World renowned psychologist Erich Fromm held patriotism in low esteem: "Nationalism is our form of incest, is our idolatry, is our insanity. "Patriotism" is its cult. It should hardly be necessary to say, that by "patriotism" I mean that attitude which puts the own nation above humanity, above the principles of truth and justice."

Neither of the contemporaries George Bernard Shaw nor Bertrand Russell had much good to say about it. Shaw, ever irascible, thought "Patriotism is a pernicious, psychopathic form of idiocy." Russel wrote: "Patriotism is the willingness to kill and be killed for trivial reasons."

And of course, that is the subject of Wilfred Owen's wrenching, poetic account of the deadly costs of trench warfare and the "glories" of perishing for God and Country: "Dulce et Decorum Est." In one of those freakish flickers of fate, Owen was killed on NEARLY the last day of World War One. Read it here: http://www.english.emory.edu/LostPoets/Dulce.html

Perhaps most tellingly and famously, according to Dr. Johnson, lo these many hundreds of years ago,  "Patriotism is the last refuge of the scoundrel."

Times change: Today, oftener, it is the FIRST refuge of the scoundrel, the pernicious pettifogger, the draft-dodging militant, and the precious poseur.

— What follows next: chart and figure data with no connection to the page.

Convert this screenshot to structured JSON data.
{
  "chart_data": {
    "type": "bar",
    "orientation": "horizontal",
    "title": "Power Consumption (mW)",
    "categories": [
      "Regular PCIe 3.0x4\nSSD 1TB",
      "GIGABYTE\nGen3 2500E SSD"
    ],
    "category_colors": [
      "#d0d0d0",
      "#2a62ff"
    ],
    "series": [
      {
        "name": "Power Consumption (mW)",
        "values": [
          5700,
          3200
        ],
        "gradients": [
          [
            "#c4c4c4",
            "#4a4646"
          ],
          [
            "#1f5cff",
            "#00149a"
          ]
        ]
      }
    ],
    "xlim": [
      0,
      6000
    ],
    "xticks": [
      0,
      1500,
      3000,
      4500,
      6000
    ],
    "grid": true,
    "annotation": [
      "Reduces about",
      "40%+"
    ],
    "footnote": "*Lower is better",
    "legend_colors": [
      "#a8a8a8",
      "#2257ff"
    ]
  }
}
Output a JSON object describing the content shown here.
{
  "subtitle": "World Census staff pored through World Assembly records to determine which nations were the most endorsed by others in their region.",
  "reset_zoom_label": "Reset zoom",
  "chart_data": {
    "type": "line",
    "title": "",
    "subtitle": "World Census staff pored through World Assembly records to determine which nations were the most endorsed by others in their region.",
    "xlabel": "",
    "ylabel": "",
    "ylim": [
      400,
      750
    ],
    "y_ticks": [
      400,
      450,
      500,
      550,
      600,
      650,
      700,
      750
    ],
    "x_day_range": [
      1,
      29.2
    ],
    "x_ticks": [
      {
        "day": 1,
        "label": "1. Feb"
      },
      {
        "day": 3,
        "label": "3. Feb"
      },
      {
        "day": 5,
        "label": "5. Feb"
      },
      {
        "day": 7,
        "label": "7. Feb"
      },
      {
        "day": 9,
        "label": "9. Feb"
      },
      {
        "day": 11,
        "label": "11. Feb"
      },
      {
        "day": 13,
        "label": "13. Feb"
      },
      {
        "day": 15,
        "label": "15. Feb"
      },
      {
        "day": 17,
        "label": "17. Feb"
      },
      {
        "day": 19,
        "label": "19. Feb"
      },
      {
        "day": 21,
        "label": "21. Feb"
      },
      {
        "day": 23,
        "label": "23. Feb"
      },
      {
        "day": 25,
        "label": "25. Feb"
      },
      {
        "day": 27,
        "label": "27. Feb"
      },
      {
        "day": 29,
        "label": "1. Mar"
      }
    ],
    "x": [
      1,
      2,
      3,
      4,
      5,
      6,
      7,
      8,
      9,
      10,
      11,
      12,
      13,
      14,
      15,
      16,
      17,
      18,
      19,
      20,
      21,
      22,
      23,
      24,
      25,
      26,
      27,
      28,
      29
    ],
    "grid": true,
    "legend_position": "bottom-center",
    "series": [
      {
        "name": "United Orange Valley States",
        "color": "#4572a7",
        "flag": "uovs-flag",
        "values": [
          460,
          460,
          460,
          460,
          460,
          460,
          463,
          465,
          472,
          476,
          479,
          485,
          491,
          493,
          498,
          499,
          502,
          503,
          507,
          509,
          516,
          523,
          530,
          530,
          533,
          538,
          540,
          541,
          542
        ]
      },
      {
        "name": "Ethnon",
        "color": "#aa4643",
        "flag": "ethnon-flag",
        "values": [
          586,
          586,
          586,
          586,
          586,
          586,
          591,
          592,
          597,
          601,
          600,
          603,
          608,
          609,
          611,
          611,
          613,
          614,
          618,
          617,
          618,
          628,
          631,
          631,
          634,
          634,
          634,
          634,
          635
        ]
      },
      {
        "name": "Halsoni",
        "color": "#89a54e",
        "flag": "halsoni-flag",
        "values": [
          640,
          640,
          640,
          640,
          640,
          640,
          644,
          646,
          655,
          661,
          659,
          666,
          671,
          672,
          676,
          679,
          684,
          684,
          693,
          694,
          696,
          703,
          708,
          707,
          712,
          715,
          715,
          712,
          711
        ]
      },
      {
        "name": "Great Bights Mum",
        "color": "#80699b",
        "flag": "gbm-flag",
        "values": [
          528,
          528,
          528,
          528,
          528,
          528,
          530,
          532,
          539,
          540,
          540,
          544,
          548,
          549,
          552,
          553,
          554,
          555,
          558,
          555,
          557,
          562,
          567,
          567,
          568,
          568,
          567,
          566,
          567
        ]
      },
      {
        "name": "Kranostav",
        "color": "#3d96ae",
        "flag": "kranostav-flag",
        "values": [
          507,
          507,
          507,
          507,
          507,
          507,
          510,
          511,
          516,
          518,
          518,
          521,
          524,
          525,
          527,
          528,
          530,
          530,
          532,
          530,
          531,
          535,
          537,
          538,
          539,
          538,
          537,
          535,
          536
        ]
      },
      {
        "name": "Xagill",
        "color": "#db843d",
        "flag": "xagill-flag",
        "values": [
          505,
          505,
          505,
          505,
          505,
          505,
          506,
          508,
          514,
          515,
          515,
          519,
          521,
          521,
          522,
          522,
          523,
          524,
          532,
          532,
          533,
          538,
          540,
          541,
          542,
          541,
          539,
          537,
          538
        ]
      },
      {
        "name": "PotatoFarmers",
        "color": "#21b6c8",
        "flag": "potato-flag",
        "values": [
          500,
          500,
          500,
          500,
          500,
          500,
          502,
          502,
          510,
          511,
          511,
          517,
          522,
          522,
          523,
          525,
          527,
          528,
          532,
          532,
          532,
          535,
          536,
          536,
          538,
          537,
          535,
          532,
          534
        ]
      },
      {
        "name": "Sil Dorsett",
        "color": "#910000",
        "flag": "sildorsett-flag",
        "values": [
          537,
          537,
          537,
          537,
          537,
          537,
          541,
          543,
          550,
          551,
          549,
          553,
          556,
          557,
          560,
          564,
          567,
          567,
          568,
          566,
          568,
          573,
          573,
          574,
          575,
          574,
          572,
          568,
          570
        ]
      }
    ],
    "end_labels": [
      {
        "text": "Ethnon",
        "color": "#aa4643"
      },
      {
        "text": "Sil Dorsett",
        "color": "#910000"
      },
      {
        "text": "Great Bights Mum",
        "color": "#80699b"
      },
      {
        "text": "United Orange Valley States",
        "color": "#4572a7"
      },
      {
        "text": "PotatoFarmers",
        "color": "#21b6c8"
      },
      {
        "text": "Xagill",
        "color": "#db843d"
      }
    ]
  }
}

There is an extensive debate over who first said, When  fascism came to the USofA, it would be carrying a cross and be wrapped in the flag, and would be called "Americanism." It probably wasn't either Sinclair Lewis or Huey Long; it might have been a fellow named Haford Luccock, sometime in the early 30s, according to the New York Times of the day. Though the sentiment has long been a familiar one.

But none can doubt its truth, any longer, I think, since that dread arrival has already occurred. Flag-wrapped fascism is on radio, every day, and cable television; likewise it's arrival been celebrated from thousands of pulpits, where it's been widely heralded as a necessary restorative to American primacy.